Steven McKinlay was sentenced to five years in state prison. Kristi McKinlay could be sentenced to one year in county jail and 10 years of formal probation. Her sentencing is to take place Dec. 13.

According to the original court complaint, the two were charged with more than 63 counts of various fraud.

The victims, according to the release, were 15 individuals including a former Major League Baseball player, a family friend who received money after a “devastating personal injury,” and a cancer patient who wanted to secure inheritance for his family. There were sentencing enhancements for committing more than hundreds of thousands of dollars in fraud.

The McKinlays were the owners of God’s Sports Co., which they used as a front to their scheme. They lured investors in from the summer of 2011 to the summer of 2015. They were arrested Dec. 16, 2015 in Coto de Caza.

“The defendants spent investors’ money on $10,000 a month rent for a San Clemente home and $7,000 a month rent for a Coto de Caza home, paying for their daughter’s wedding, purchasing a luxury suite at Angel Stadium of Anaheim, purchasing cars, and paying off old debts and day-to-day expenses,” the release stated. ‘They used investors’ money to donate $50,000 to their church. The defendants also put their relatives and their friends’ relatives on GSC payroll.”

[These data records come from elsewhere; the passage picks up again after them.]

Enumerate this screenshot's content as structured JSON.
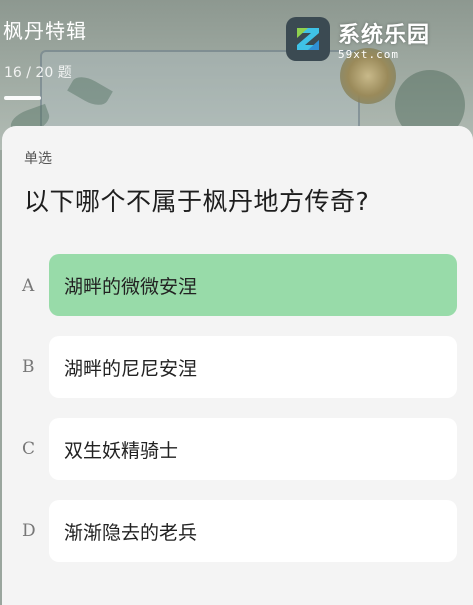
{
  "header": {
    "title": "枫丹特辑",
    "progress": "16 / 20 题",
    "progress_fraction": 0.8
  },
  "watermark": {
    "name": "系统乐园",
    "url": "59xt.com"
  },
  "quiz": {
    "type_label": "单选",
    "question": "以下哪个不属于枫丹地方传奇?",
    "selected": "A",
    "options": [
      {
        "letter": "A",
        "text": "湖畔的微微安涅"
      },
      {
        "letter": "B",
        "text": "湖畔的尼尼安涅"
      },
      {
        "letter": "C",
        "text": "双生妖精骑士"
      },
      {
        "letter": "D",
        "text": "渐渐隐去的老兵"
      }
    ]
  },
  "colors": {
    "selected_option": "#98dba9",
    "option_bg": "#ffffff",
    "card_bg": "#f4f4f4"
  }
}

In a December 2015 article, sources close to Kristi McKinlay said she was well-known in the community and people vouched for her ethical practices. Her ex-husband, Don Kindred, told San Clemente Times in 2015 that he believes Kristi was a victim in the case.

According to the Securities Exchange Commission, affinity fraud is an investment scam that targets members of “identifiable groups, such as religious or ethnic communities, the elderly or professional groups.”

People who commit these crimes usually befriend the groups or align themselves with the group in order to gain their trust to make investments.

The Orange County District Attorney provided the following tips to avoid investment fraud:

District Attorney Tips on How to Avoid Becoming an Investment Fraud Victim

“When making an investment decision, it is important to use common sense and remember:

  1. If it looks too good to be true, it probably is.
  2. You should always know what you are signing.
  3. You don’t get something for nothing.
  4. If you aren’t sure about the investment, talk to a qualified, independent professional.

When listening to someone about a great investment opportunity, ask yourself:

  1. Why are they offering this to me? Why can’t they get money from the bank?
  2. Why are they offering me such a great deal when they can get my money cheaper in other ways?
  3. Can I afford the higher risk for this promise of a higher return?
  4. Why have other brokers/investors/businesses passed on this deal?
  5. Has the promoter provided professional references, not including other investors with a vested interest, for the promoter and his investment?

Before investing, always check with the Department of Business Oversight ( to find out if the investment has been qualified and the promoters are properly licensed to offer securities. Never turn over your life’s ‘nest egg’ without first discussing it with a qualified, independent professional.”